The volunteer kept staring at the ground. “It d-d-don’t
matter none.”

“It matters to the U.S.
Navy,” the lieutenant said. “We’re not going let some jag-off slip in just to
freeload medical care. A lot of bums are trying to sponge off the government
these days.”

The man clasped his right hand to stifle a spasm in his
fingers. “There’s more bums
in
the g-g-government these days, from
what I’ve seen.”

“You got the palsy?”

In a near whisper, the man admitted, “I was gassed.”

“Did you say
gassed
? You forget to turn off your
stove, or what?”

“On the Meuse.”

Stealing a look of disbelief at his ensign, the lieutenant
scoffed at the codger, “You really expect us to believe that
you
fought in France?”

“Hundred F-f-forty-Sixth Field Artillery.”

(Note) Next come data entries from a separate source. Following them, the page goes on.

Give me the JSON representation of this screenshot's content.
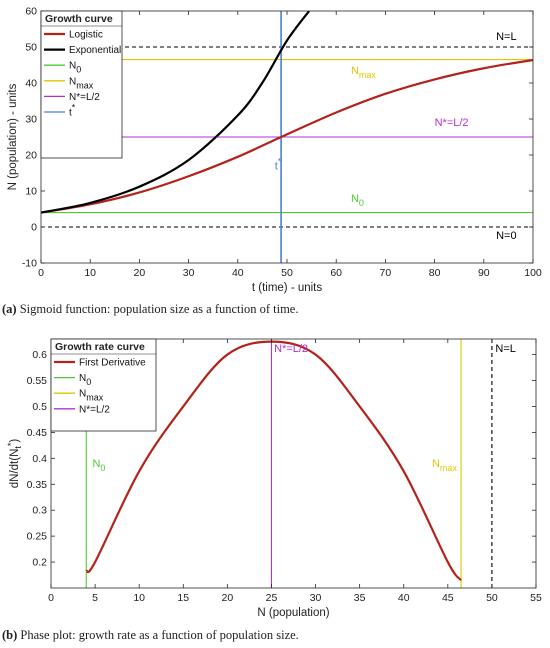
{
  "captions": {
    "a_tag": "(a)",
    "a_text": " Sigmoid function: population size as a function of time.",
    "b_tag": "(b)",
    "b_text": " Phase plot: growth rate as a function of population size."
  },
  "colors": {
    "logistic": "#b2241b",
    "exponential": "#000000",
    "n0": "#4ccc32",
    "nmax": "#e0c600",
    "nstar": "#b030d8",
    "tstar": "#4a7fd8",
    "dashed": "#000000"
  },
  "chart_data": [
    {
      "type": "line",
      "title": "",
      "xlabel": "t (time) - units",
      "ylabel": "N (population) - units",
      "xlim": [
        0,
        100
      ],
      "ylim": [
        -10,
        60
      ],
      "xticks": [
        0,
        10,
        20,
        30,
        40,
        50,
        60,
        70,
        80,
        90,
        100
      ],
      "yticks": [
        -10,
        0,
        10,
        20,
        30,
        40,
        50,
        60
      ],
      "grid": false,
      "legend": {
        "title": "Growth curve",
        "placement": "top-left",
        "entries": [
          "Logistic",
          "Exponential",
          "N0",
          "Nmax",
          "N*=L/2",
          "t*"
        ]
      },
      "series": [
        {
          "name": "Logistic",
          "x": [
            0,
            10,
            20,
            30,
            40,
            48.8,
            60,
            70,
            80,
            90,
            100
          ],
          "y": [
            4.0,
            6.3,
            9.6,
            14.1,
            19.5,
            25.0,
            31.8,
            37.0,
            41.0,
            44.1,
            46.4
          ]
        },
        {
          "name": "Exponential",
          "x": [
            0,
            10,
            20,
            30,
            40,
            45,
            50,
            54.5
          ],
          "y": [
            4.0,
            6.7,
            11.2,
            18.6,
            31.0,
            40.1,
            51.8,
            60.0
          ]
        }
      ],
      "hlines": [
        {
          "name": "N0",
          "y": 4,
          "label": "N",
          "sub": "0",
          "label_x": 63,
          "label_y": 7
        },
        {
          "name": "Nmax",
          "y": 46.5,
          "label": "N",
          "sub": "max",
          "label_x": 63,
          "label_y": 42.5
        },
        {
          "name": "N*=L/2",
          "y": 25,
          "label": "N*=L/2",
          "label_x": 80,
          "label_y": 28
        },
        {
          "name": "N=L",
          "y": 50,
          "label": "N=L",
          "label_x": 92.5,
          "label_y": 52,
          "dashed": true
        },
        {
          "name": "N=0",
          "y": 0,
          "label": "N=0",
          "label_x": 92.5,
          "label_y": -3.3,
          "dashed": true
        }
      ],
      "vlines": [
        {
          "name": "t*",
          "x": 48.8,
          "label": "t",
          "sup": "*",
          "label_x": 47.5,
          "label_y": 16
        }
      ]
    },
    {
      "type": "line",
      "title": "",
      "xlabel": "N (population)",
      "ylabel": "dN/dt(N_t*)",
      "xlim": [
        0,
        55
      ],
      "ylim": [
        0.15,
        0.63
      ],
      "xticks": [
        0,
        5,
        10,
        15,
        20,
        25,
        30,
        35,
        40,
        45,
        50,
        55
      ],
      "yticks": [
        0.2,
        0.25,
        0.3,
        0.35,
        0.4,
        0.45,
        0.5,
        0.55,
        0.6
      ],
      "grid": false,
      "legend": {
        "title": "Growth rate curve",
        "placement": "top-left",
        "entries": [
          "First Derivative",
          "N0",
          "Nmax",
          "N*=L/2"
        ]
      },
      "series": [
        {
          "name": "First Derivative",
          "x": [
            4,
            5,
            10,
            15,
            20,
            25,
            30,
            35,
            40,
            45,
            46.5
          ],
          "y": [
            0.183,
            0.2,
            0.375,
            0.5,
            0.6,
            0.625,
            0.6,
            0.5,
            0.375,
            0.2,
            0.165
          ]
        }
      ],
      "hlines": [],
      "vlines": [
        {
          "name": "N0",
          "x": 4,
          "label": "N",
          "sub": "0",
          "label_x": 4.7,
          "label_y": 0.383
        },
        {
          "name": "Nmax",
          "x": 46.5,
          "label": "N",
          "sub": "max",
          "label_x": 43.2,
          "label_y": 0.383
        },
        {
          "name": "N*=L/2",
          "x": 25,
          "label": "N*=L/2",
          "label_x": 25.3,
          "label_y": 0.605
        },
        {
          "name": "N=L",
          "x": 50,
          "label": "N=L",
          "label_x": 50.4,
          "label_y": 0.605,
          "dashed": true
        }
      ]
    }
  ]
}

“And you were discharged?”

“Honorable.”

The tale was getting so tall, the lieutenant could hardly
see over it. “I suppose you had a rank, too.”

“Sergeant.”

The lieutenant knew the
half-senile crank was just making it all up. Hell of a mess the Army would have
to be in to promote such a clipped-winged cull to anything higher than a mess
cook. He decided to let him down gently. “Sorry, doughboy, but you’re just a bit
over the age limit.”

“I know my rights. The Navy is t-t-taking men up to age
fifty. I ain’t moving from this spot until I put my John Hancock on one of
those killing contracts.”

“Now listen here—”

“I’ll go over your head to the goddam stripe in charge of
this playground!”

The lieutenant reddened. “You won’t pass the physical
anyway, and you know it.”

The gimpy veteran just glared at the two officers, as if
debating another revelation. Finally, he tried negotiating his way in. “What if
I f-f-fought in another war
after
France?”

The lieutenant rolled his eyes. “We don’t have time for this
nonsense. The country hasn’t been in a war since 1918.”